Duly noted as one of American’s most celebrated painters, John Joseph Enneking found both professional and financial success during the late nineteenth century.  Enneking spent his childhood in Cincinnati and later studied art at St. Mary’s College.  Like many youths of his period, Enneking joined the Union Army at the outbreak of the Civil War and devoted a number of years to this service during which he was badly wounded.  After making a full recovery, he traveled to New York City to begin his art career, but quickly moved to Boston.  It was here that Enneking truly developed as an artist.

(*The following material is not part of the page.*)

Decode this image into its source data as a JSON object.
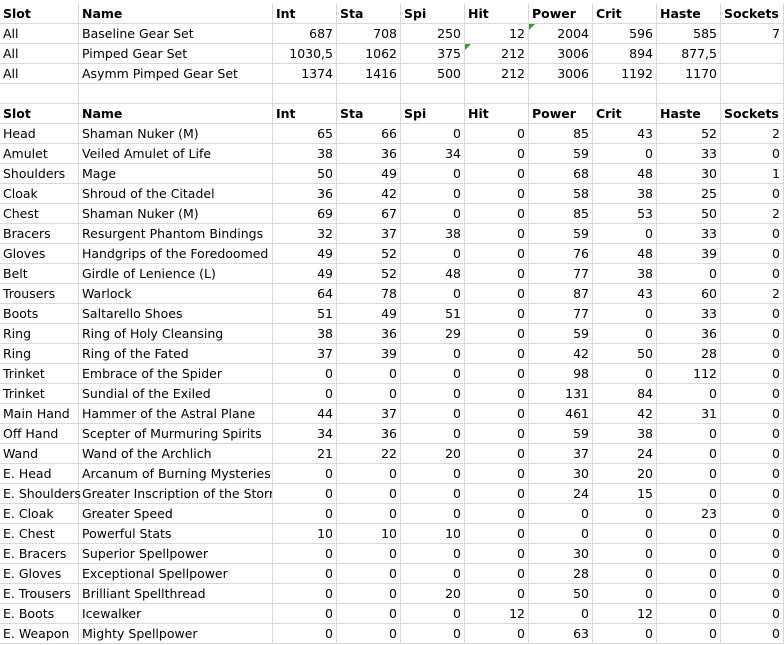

Upon his arrival in Boston, Enneking once again took up his studies, this time with the well-known landscape painter, Samuel L. Gerry.  In 1872, he traveled to Munich where he continued his lessons in art; later, the artist traveled to Venice for a brief period before settling in Paris for three years.  While in France, Enneking eagerly explored current trends in art such as the newest, more painterly style, Impressionism.  Significantly, he was acquainted with leading French artists of the time including Claude Monet (with whom he was rumored to have painted), Pierre-Auguste Renoir, and Camille Pissarro.

Enneking returned to Boston in 1876 and quickly set up a personal studio where he could create new paintings that incorporated his unique vision of the American landscape with those experiences gained while abroad.  Soon, Enneking was honored with his first solo exhibition at the Williams & Everett Gallery in Boston.  The show proved to be a success and strengthened his career.  During the following years, Enneking and his work continued to be featured in a number of New England newspapers, one of which claimed that “Nobody [got] more of rich color and hazy atmosphere into his wood and pasture scenes . . .” In addition, Enneking exhibited at numerous venues including the National Academy of Design and the Pennsylvania Academy of the Fine Arts.  Today, his work can be viewed at the Boston Museum of Fine Arts, the Butler Institute of American Art, and the Indianapolis Museum of Art.

Selected Bibliography

Falk, Peter Hastings, ed.. Who Was Who in American Art 1564-1975: 400 Years of Artists in America.  Madison, CT: Sound View Press, 1999.

Greta.  “Boston Correspondence.”  The Art Amateur; A Monthly Journal Devoted to Art in the Household  15, no. 1 (June 1886): 4.

Hunter, Elizabeth Ives.  “John Joseph Enneking (1840-1916).”  American Art Review XVIII, no. 1 (January – February 2006): 96-99.